Other methods have been known to come in the form of payments to nonexistent employees, which the checks magically becoming void after the Date of Divorce. Sometimes monies are paid from a business account to somebody with close personal ties, such as a father, brother, or uncle, for services never actually performed. Naturally, the monies are returned after the divorce is final. Or, custodial accounts appear in the name of a child, under the child's Social Security number, for money to be parked until such time as the coast is clear.
There could be delays in signing any formal business contracts, lucrative only by coincidence, until after the time is right. Although in some cases there is nothing inherently illegal about this, if the intent is to hold down or lower the value of a business, in the eyes of the court this is considered asset hiding. The help of a forensic accountant would almost certainly be required here.
Document all antiques, artwork, hobby equipment, gun collections, or tools that are quite often overlooked by the other spouse. If possible, have a professional appraiser establish a value in writing. Pay a visit to the office and notice if there are any lush furnishings, paintings, or collector-level carpets around. Pay attention to the monthly billing statements to see if the lifestyle is exceeding the normal income. Somebody may be stockpiling for the future.
Other means would be skimming cash off the top of a business, "debt repayment" to a friend for an alleged outstanding obligation, or perhaps expenses paid to a new girl or boyfriend for items such as gifts, travel, rent, or tuition for college or other educational classes (that will never be attended, with the monies refundable upon student withdrawal by a specific date). Another prominent method would be cash kept in the form of traveler's checks, although you may be able to discover the existence of these by tracing bank account transactions.
Again, you may wish to employ a forensic accountant. While a forensic accountant obviously does not work for free, the money spent on his or her salary could prove to be well worth cost.
What is Right and Wrong!
In the opinion of a court of law, it is one thing to put assets into safekeeping or use them for necessities of life, it is quite another to hide them and not admit they exist as we have just seen. The taking of monies from a joint bank account for transfer to an individual account, for example, is acceptable so long as the existence of such an account is admitted.
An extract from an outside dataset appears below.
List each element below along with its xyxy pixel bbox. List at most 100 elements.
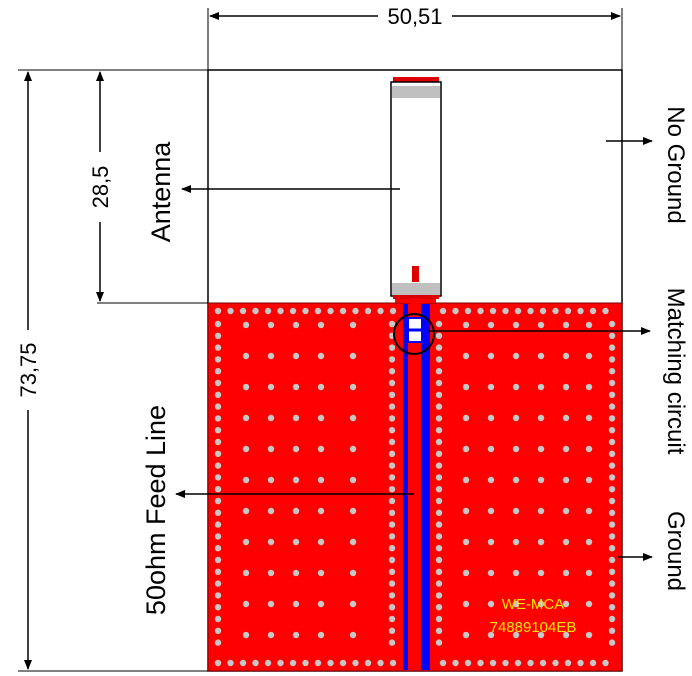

In this manner, the judge will still be able to include them in a fair and equitable distribution of marital assets.
Conversely, if you claim you lost monies from a joint bank account at a casino in Atlantic City, the judge might very well conclude (perhaps incorrectly) that you are not telling the truth and are attempting to hide assets. In this case, there is a very good chance that the judge will award YOU the "missing" assets and assign an equal amount of assets to your wife in the final distribution. If you are able to substantiate that certain assets were spent for a legitimate purpose, such as probable and reasonable living expenses, then there will be no penalty to pay, unless there was a specific restraining order issued by the court restricting such expenditures.